Andrew Todres


Perhaps nothing is more important to a litigant bringing an action in federal court than knowing the relevant pleading standard for his or her underlying claims. Ever since the inception of the Federal Rules of Civil Procedure, one of two pleading standards have applied to common law claims: the Rule 8(a)(2) standard, requiring a short and plain statement demonstrating entitlement to relief, or the Rule 9(b) standard, demanding that allegations of fraud or mistake be pled with particularity. At the intersection of these two pleading standards is the common law claim of negligent misrepresentation. Courts across the country have long disagreed over which standard should apply to negligent misrepresentation claims, with divisions present across and within circuits and districts.

In 2007, the U.S. Supreme Court further complicated this issue in the seminal opinion Bell Atlantic Corp. v.
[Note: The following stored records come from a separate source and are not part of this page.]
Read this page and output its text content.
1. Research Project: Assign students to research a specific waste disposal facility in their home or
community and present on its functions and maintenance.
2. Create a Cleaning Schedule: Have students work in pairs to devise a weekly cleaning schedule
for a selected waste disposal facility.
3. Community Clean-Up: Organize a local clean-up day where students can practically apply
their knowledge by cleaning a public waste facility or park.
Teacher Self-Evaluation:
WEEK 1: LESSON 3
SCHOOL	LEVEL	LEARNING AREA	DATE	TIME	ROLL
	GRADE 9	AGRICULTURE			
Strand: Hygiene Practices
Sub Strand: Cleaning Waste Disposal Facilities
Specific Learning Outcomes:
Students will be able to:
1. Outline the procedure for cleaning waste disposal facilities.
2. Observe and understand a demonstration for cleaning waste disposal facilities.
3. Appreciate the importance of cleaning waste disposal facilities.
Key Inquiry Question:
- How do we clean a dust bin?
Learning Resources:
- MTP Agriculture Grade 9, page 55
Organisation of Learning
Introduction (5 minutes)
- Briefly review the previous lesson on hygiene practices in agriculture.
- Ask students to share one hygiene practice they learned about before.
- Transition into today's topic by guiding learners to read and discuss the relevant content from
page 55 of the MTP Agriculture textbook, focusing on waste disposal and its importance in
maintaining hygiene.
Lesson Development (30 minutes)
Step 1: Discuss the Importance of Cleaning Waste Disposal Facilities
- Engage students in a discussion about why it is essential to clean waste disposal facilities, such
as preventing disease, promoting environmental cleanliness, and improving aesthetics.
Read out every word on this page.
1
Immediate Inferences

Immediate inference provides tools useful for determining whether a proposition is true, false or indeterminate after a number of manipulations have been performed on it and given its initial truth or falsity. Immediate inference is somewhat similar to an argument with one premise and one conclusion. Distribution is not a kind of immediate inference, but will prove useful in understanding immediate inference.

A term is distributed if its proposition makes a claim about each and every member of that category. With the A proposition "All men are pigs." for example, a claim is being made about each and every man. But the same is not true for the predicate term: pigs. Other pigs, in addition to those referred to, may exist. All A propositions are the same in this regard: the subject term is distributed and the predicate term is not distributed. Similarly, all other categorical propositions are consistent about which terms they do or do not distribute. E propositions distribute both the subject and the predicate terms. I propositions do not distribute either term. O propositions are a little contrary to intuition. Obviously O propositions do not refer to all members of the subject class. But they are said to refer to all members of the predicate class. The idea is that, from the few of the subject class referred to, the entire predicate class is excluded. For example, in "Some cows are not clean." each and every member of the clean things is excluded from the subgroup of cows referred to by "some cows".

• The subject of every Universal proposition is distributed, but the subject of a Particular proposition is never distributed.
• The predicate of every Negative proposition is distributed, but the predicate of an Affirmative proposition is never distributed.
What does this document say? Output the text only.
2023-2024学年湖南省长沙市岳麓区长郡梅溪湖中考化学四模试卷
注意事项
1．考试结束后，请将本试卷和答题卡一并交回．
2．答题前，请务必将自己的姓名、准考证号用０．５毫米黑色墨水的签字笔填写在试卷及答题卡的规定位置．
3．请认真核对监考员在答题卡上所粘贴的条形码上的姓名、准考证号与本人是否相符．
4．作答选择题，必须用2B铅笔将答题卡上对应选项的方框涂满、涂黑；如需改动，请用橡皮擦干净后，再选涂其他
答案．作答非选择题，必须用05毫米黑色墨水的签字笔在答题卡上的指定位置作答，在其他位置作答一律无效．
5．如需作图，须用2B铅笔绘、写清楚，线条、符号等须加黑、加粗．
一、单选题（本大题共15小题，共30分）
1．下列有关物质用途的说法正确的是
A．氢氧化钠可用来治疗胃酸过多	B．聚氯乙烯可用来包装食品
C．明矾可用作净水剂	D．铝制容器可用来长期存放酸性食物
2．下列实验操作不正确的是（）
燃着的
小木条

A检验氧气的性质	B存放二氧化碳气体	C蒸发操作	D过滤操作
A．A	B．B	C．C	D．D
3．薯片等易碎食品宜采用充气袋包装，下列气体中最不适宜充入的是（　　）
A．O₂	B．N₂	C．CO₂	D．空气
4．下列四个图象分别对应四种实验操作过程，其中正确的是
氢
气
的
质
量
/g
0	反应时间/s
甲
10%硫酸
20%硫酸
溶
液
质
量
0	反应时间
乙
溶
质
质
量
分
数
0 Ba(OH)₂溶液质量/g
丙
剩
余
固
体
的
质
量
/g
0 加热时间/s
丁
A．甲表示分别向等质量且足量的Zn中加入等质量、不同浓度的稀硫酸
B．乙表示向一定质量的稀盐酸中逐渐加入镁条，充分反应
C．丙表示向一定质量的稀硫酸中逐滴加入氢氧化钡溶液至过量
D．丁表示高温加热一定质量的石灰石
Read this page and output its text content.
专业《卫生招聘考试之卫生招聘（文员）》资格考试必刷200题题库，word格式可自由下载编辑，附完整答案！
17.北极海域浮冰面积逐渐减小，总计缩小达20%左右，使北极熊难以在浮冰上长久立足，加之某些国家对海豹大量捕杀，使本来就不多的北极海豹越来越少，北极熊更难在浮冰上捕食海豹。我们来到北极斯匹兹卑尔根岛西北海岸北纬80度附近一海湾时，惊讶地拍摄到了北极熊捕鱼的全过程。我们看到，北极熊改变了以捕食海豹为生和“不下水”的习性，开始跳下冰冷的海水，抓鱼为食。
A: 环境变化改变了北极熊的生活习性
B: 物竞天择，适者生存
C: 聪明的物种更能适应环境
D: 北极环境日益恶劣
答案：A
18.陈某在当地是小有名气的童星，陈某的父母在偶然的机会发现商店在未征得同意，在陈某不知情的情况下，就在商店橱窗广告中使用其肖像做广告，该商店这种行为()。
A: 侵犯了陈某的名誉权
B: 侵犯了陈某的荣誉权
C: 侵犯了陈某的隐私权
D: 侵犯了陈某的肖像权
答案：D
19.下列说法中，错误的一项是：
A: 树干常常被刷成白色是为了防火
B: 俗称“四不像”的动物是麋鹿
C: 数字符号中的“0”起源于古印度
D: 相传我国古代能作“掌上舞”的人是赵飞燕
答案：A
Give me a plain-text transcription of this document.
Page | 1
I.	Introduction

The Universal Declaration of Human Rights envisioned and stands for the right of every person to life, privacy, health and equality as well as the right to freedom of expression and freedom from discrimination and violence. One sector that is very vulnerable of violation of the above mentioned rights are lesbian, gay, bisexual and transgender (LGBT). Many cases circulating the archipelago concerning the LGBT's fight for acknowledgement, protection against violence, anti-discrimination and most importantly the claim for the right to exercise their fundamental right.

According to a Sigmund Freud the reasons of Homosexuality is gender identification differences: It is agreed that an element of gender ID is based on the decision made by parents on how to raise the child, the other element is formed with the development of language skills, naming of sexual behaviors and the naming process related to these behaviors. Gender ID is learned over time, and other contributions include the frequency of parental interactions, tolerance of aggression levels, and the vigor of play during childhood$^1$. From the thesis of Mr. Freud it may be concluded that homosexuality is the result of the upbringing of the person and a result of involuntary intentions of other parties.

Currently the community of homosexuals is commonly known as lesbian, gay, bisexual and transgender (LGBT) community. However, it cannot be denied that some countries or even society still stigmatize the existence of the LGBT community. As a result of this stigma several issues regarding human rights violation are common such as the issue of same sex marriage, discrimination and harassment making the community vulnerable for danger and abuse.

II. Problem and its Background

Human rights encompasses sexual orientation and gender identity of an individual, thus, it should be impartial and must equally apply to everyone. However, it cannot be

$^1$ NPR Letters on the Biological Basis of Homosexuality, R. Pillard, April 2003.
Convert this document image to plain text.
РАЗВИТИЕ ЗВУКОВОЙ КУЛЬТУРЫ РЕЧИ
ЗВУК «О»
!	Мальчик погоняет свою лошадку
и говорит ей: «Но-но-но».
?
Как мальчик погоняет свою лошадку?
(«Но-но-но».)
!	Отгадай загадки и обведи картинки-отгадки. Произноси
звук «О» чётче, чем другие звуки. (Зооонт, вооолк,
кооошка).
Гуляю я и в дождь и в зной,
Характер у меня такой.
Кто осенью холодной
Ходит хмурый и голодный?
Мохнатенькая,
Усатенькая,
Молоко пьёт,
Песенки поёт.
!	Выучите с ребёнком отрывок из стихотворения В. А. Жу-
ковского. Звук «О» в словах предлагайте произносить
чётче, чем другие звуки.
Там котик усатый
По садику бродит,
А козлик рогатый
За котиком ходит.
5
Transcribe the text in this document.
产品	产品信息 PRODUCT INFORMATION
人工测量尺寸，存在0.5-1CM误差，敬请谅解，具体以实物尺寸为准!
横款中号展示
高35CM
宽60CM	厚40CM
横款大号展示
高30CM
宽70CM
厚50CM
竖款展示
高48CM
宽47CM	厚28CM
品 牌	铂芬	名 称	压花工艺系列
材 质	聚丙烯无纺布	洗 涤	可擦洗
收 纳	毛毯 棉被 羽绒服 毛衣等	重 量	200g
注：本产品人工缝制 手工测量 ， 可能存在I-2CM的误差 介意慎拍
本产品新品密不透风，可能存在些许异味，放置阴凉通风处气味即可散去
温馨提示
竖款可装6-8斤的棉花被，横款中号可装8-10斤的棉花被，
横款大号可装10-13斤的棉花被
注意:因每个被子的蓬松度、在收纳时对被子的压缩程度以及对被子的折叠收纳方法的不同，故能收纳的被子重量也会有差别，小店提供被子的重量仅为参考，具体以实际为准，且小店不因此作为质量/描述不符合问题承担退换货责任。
Twombly, which effectively imposed a heightened “plausibility” requirement for claims governed by Rule 8(a)(2). This change has since led some lower courts, but not all, to reconsider which pleading standard to apply to claims of negligent misrepresentation.

This Note: (1) explores the pleading standards and their evolution with respect to negligent misrepresentation claims; (2) describes the circuit split and intracircuit fractures that have emerged from the different standards; (3) analyzes the significant procedural and substantive problems the competing standards have created, especially in light of Twombly; and (4) offers a possible resolution comporting with the Twombly holding to standardize the pleading of negligent misrepresentation claims across the nation’s federal courts.